L'attachée de presse de la ministre Lucie Charlebois n'a pas voulu commenter le cas de la famille Cadieux et m'a dirigée vers le CISSS de la Montérégie-Ouest.

Bien que Denis et Hélène Cadieux aient eux-mêmes consenti à parler du cas de leur fils dans les médias, la porte-parole du CISSS, Jade St-Jean, a refusé de commenter précisément le cas de Jonathan Cadieux, invoquant la confidentialité des dossiers. Il a aussi été impossible de parler à Claude Bouchard. De façon générale, on nous dit que les décisions sont toujours prises avec l'accord de la famille. Il s'agit d'offrir « des services équitables avec une enveloppe budgétaire à respecter ». « Ce n'est pas juste une décision budgétaire. C'est une décision prise à la suite de l'évaluation des besoins de l'usager. Ultimement, la décision revient toujours à la famille, qui pourrait garder l'enfant en bénéficiant de l'offre de services. »

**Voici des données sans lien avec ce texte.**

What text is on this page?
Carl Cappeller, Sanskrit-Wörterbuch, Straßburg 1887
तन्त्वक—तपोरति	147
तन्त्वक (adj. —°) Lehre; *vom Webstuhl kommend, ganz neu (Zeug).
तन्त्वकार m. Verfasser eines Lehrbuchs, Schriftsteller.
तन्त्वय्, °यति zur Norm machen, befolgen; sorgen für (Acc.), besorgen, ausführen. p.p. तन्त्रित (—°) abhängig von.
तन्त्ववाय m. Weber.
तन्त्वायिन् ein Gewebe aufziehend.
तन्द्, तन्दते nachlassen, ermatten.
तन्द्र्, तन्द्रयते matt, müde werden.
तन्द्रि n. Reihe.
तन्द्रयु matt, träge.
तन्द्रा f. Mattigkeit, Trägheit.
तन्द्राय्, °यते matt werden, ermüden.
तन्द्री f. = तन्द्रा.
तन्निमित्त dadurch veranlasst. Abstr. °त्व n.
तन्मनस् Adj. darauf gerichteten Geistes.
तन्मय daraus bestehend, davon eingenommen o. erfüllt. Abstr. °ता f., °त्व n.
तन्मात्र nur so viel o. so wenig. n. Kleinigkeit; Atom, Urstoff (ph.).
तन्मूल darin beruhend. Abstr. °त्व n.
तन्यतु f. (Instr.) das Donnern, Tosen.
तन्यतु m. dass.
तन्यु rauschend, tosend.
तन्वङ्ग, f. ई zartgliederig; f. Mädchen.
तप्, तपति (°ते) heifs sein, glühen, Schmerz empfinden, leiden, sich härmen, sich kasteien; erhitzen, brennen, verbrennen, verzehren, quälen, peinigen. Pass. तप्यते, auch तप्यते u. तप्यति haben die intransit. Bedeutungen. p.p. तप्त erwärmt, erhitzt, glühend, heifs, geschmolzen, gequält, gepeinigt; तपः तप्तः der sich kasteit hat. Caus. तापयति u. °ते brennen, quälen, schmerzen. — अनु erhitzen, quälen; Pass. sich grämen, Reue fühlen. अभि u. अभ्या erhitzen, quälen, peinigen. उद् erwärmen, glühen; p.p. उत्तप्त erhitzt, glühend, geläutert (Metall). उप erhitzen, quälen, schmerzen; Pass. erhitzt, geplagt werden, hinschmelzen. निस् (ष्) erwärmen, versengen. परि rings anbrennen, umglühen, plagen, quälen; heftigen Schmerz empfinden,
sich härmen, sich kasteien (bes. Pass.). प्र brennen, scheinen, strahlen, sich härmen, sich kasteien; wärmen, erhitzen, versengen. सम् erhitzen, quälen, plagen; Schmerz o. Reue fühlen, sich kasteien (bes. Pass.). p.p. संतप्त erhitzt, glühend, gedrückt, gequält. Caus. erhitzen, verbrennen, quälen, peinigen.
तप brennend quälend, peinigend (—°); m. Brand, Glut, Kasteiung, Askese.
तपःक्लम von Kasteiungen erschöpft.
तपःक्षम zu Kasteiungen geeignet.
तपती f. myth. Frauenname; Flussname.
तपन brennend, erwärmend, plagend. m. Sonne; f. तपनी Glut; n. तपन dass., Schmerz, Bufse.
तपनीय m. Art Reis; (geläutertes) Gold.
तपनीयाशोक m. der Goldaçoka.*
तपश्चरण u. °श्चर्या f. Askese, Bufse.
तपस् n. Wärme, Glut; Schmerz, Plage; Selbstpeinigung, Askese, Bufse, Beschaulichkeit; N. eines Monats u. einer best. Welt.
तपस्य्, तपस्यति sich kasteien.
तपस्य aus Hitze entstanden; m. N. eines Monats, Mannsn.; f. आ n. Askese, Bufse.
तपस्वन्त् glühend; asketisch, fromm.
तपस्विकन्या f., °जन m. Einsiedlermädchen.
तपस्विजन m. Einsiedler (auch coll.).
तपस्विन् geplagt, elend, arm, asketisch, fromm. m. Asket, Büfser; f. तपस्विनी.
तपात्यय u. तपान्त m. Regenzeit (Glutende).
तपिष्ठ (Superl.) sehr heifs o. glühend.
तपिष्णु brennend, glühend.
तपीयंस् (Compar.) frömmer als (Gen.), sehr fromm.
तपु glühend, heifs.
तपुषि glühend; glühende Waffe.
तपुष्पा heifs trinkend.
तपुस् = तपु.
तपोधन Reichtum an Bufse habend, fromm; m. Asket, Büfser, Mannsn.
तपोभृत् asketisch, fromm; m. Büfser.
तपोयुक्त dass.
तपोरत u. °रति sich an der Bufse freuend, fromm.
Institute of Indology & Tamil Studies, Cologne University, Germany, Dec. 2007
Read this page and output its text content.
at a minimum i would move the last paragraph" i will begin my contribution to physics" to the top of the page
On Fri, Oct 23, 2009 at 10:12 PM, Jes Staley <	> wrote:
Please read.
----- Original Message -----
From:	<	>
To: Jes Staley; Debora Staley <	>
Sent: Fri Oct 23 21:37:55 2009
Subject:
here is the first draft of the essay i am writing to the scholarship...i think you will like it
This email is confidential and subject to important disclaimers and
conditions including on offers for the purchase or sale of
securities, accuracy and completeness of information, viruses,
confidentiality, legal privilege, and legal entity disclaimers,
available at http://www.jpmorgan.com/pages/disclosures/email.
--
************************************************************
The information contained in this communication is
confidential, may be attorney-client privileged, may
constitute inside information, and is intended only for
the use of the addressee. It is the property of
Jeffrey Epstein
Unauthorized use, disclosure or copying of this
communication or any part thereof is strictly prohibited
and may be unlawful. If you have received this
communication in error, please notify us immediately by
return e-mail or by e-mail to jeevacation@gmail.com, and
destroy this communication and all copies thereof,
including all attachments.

Selon les estimations du CISSS, les services réduits proposés aux Cadieux avant que leur fils soit hébergé dans une ressource à assistance continue coûtaient 70 000 $ par année. Les services actuels coûteraient un peu moins de 100 000 $ par année.

Quant aux mesures de contention, on nous dit qu'il s'agit de mesures de contrôle « exceptionnelles » utilisées lorsque l'usager représente un danger pour lui-même ou pour autrui. Un plan de décontention est mis en place en suivant les conseils du Service québécois d'expertise en troubles graves du comportement.

PHOTO EDOUARD PLANTE-FRÉCHETTE, ARCHIVES LA PRESSE

Il y a 15 ans, Denis et Hélène Cadieux, résidants de Saint-Jean-sur-Richelieu, ont abandonné leur emploi pour pouvoir s'occuper de leur fils. Ils ont continué de le faire jusqu'en novembre dernier, quand ils ont été forcés de le placer dans une résidence spécialisée. Sur la photo, on voit Denis Cadieux et Jonathan, en février dernier.